With all the strands in place, Leavitt proceeds to weave a detailed depiction of the prematurely modern and psychologically complex lives of Ava and Lewis. Ava struggles with her boss and co-workers while searching for love (and a step-father for Lewis) by dating a series of disappointing men. Lewis, a loner who yearns for his father’s attention and approval (neither of which is forthcoming), joins forces with Rose to launch their own earnest investigation into Jimmy’s disappearance, certain they know something that will help to locate him. Rose’s crush on Lewis develops into young love, complicating their friendship.

Halfway through the novel, the story moves forward to 1963 and continues for the next several years, allowing us to observe the long-term effects of Jimmy’s disappearance on Ava, Lewis, and Rose, as well as Jimmy’s mother, Dot. Ava meets an intriguing man, but their relationship is fraught. Major changes take place in the lives of Lewis and Rose, as one would expect for people in their late teens and twenties (no plot spoilers here). But the engrossing plot continues to thicken and becomes increasingly dark. Will Jimmy ever be found? Will Lewis, who has found fulfilling work but few friends and no love, come out of his shell and truly connect with anyone? Will Rose make it through a single day without being preoccupied by Jimmy? The past haunts these characters, and the ghosts of the missing Jimmy and absent Brian inhibit the characters’ personal growth and chance at happiness.

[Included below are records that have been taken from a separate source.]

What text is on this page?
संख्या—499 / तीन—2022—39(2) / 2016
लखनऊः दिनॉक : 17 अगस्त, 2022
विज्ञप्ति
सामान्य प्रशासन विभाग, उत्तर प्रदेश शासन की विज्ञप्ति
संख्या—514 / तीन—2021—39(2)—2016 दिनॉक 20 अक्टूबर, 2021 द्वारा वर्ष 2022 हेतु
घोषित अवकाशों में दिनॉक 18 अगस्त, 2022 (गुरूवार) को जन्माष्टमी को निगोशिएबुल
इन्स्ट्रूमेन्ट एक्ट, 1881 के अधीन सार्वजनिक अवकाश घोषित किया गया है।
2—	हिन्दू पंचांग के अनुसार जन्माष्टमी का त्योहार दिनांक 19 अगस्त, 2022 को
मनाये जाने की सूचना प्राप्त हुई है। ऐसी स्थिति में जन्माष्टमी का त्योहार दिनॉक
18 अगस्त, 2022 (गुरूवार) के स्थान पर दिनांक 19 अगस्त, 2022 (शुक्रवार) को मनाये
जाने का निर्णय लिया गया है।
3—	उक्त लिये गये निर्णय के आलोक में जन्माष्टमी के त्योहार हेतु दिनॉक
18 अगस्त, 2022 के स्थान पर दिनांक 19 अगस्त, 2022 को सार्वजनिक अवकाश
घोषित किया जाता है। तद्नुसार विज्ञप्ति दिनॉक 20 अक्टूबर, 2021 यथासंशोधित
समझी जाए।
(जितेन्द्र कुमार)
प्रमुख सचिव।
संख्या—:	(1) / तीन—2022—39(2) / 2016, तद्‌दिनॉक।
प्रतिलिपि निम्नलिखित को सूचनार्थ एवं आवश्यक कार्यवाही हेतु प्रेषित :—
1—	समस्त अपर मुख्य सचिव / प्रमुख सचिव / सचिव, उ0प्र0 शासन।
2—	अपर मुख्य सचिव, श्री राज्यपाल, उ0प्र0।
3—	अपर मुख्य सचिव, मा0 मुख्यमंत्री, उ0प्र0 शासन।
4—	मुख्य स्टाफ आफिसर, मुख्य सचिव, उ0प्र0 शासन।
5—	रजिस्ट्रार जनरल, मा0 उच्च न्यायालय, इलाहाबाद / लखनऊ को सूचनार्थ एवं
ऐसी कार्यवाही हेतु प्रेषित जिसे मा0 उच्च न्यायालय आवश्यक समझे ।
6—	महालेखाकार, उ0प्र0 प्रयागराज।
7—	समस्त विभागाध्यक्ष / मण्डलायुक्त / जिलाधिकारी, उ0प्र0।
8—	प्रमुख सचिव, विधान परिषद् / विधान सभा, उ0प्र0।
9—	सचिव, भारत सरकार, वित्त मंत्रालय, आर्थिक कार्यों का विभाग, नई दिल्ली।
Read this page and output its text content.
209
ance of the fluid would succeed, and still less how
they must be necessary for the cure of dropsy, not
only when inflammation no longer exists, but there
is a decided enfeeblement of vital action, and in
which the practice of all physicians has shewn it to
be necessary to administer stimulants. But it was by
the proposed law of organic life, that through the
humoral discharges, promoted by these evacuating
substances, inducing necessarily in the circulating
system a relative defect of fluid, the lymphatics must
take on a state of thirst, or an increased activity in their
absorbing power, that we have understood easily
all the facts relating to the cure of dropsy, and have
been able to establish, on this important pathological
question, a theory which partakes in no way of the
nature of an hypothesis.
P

Surprising (but logical) developments move the plot toward its conclusion, making the last section of the book a suspenseful page-turner. Leavitt ties up the plot strands in a manner that is  satisfying but not pat. While some much-needed healing takes place, the characters do not come through their experiences unscathed. Although a synopsis of Is This Tomorrow can make it sound somewhat melodramatic, Leavitt’s emphasis on her characters’ growth and her sure hand (this is her tenth novel) elevate it to the next level, somewhere between popular fiction and literary fiction.

Leavitt has created a cast of characters that readers will grow to care about even when they are not that easy to like. But isn’t that just like our real lives?



  1. Shannon, I think you will find it a very involving read. There’s a lot going on and most of it is handled in a plausible way, with insight into a range of characters and the culture and mindset of the time as well. In the past, I might have viewed this book as “just” a “women’s book,” but that would have been my mistake and my loss. While Leavitt is not the distinctive prose stylist I usually look for, she writes crisply and well without showing off. There’s a lot to be said for that. And Caroline seems to be about as nice a person as you could ever want to meet. Thanks for reading my blog and being a regular commenter.